Des artistes contemporains à l’instar d’Anish Kapoor (1995), Louise Bourgeois (1997), Carsten Höller (2000), Enrico Castellani (2001), Barry McGee (2002) ou encore Steve McQueen (2005) voient leurs travaux exposés.
En 2009, Miuccia Prada organise la première exposition de sa marque autour des jupes, une obsession pour elle. Ce sera la première occurrence où elle mêlera sciemment mode et art. En 2011, le couple acquiert un espace fixe à Venise et, quatre ans plus tard, la Fondazione Prada de Milan conçu par Rem Koolhaas.
Célébrer 40 ans de mode
C’est pour toutes ces raisons qu’il semble évident que les British Fashion Awards, la soirée évènement britannique qui récompense les acteurs de l’industrie ayant marqué l’année, aient remis le 10 décembre 2018 le Outstanding Achievement Award, ou prix pour une réussite exceptionnelle, à Miuccia Prada. Ce prix souligne la contribution créative inestimable qu’une personne a apporté à l’industrie tout au long de sa carrière, notamment par son sens de l’innovation et de la créativité. Le prix a déjà été remis à Donatella Versace, Anna Wintour ou encore Karl Lagerfeld.
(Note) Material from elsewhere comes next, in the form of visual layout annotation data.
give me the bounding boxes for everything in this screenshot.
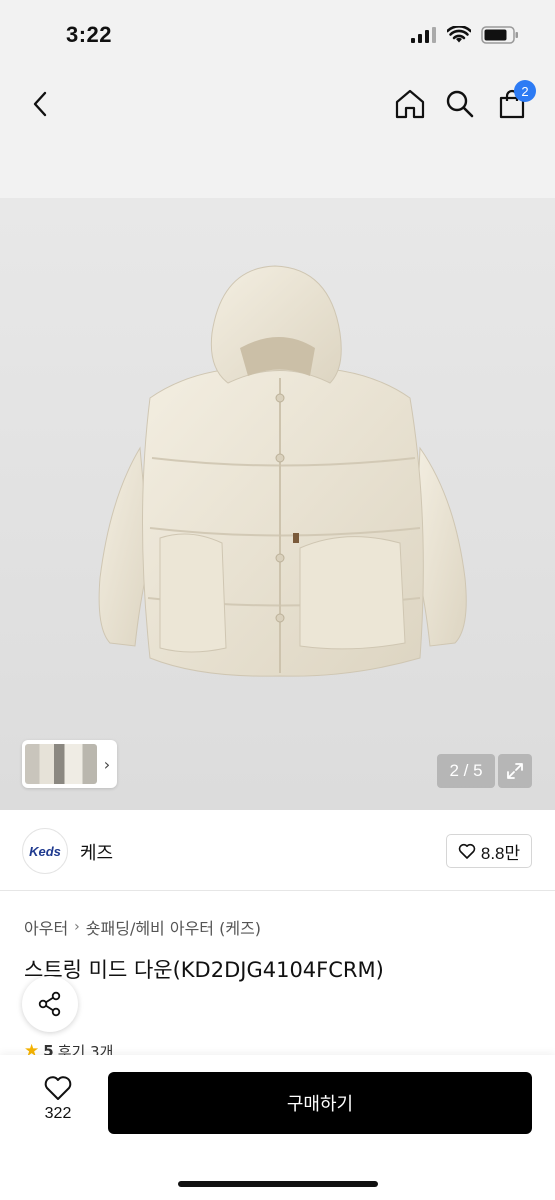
status-icons [411, 26, 519, 44]
search-icon [446, 90, 474, 118]
product-title: 스트링 미드 다운(KD2DJG4104FCRM) [24, 958, 384, 982]
home-indicator [178, 1181, 378, 1187]
image-counter: 2 / 5 [437, 754, 495, 788]
signal-icon [411, 27, 436, 43]
bottom-bar: 322 구매하기 [0, 1055, 555, 1200]
cart-button[interactable]: 2 [492, 80, 536, 124]
breadcrumb-level2[interactable]: 숏패딩/헤비 아우터 (케즈) [86, 915, 261, 939]
nav-bar: 2 [0, 74, 555, 134]
chevron-right-icon: › [74, 919, 80, 935]
buy-button[interactable]: 구매하기 [108, 1072, 532, 1134]
brand-name[interactable]: 케즈 [80, 839, 113, 865]
share-icon [38, 991, 61, 1017]
breadcrumb: 아우터 › 숏패딩/헤비 아우터 (케즈) [24, 915, 261, 939]
puffer-jacket-image [98, 265, 467, 677]
status-bar: 3:22 [0, 0, 555, 70]
wishlist-button[interactable]: 322 [36, 1075, 80, 1123]
brand-logo-text: Keds [29, 843, 61, 859]
thumbnail-strip[interactable]: › [22, 740, 117, 788]
heart-icon [44, 1076, 72, 1100]
cart-count-badge: 2 [514, 80, 536, 102]
wifi-icon [447, 26, 471, 43]
brand-row: Keds 케즈 8.8만 [0, 810, 555, 891]
chevron-left-icon [33, 91, 47, 117]
battery-icon [481, 26, 518, 44]
wishlist-count: 322 [44, 1105, 72, 1122]
heart-icon [458, 843, 476, 859]
home-icon [395, 89, 425, 119]
expand-button[interactable] [498, 754, 532, 788]
brand-logo[interactable]: Keds [22, 828, 68, 874]
brand-like-count: 8.8만 [480, 843, 521, 863]
expand-icon [507, 763, 523, 779]
back-button[interactable] [20, 84, 60, 124]
breadcrumb-level1[interactable]: 아우터 [24, 915, 68, 939]
brand-like-button[interactable]: 8.8만 [446, 834, 532, 868]
status-time: 3:22 [66, 22, 113, 47]
share-button[interactable] [22, 976, 78, 1032]
thumbnail-image [25, 744, 97, 784]
chevron-right-icon: › [103, 754, 111, 774]
home-button[interactable] [390, 84, 430, 124]
product-image[interactable] [0, 198, 555, 810]
search-button[interactable] [440, 84, 480, 124]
“Nous sommes ravis de rendre hommage à Miuccia Prada avec le Outstanding Achievement Award pour son sens non-conformiste du design et pour le fer de lance qu’est le groupe Prada dans l’industrie, passé d’une entreprise familiale à une marque mondiale », a déclaré Caroline Rush, directrice du British Fashion Council – la chambre de la mode britannique.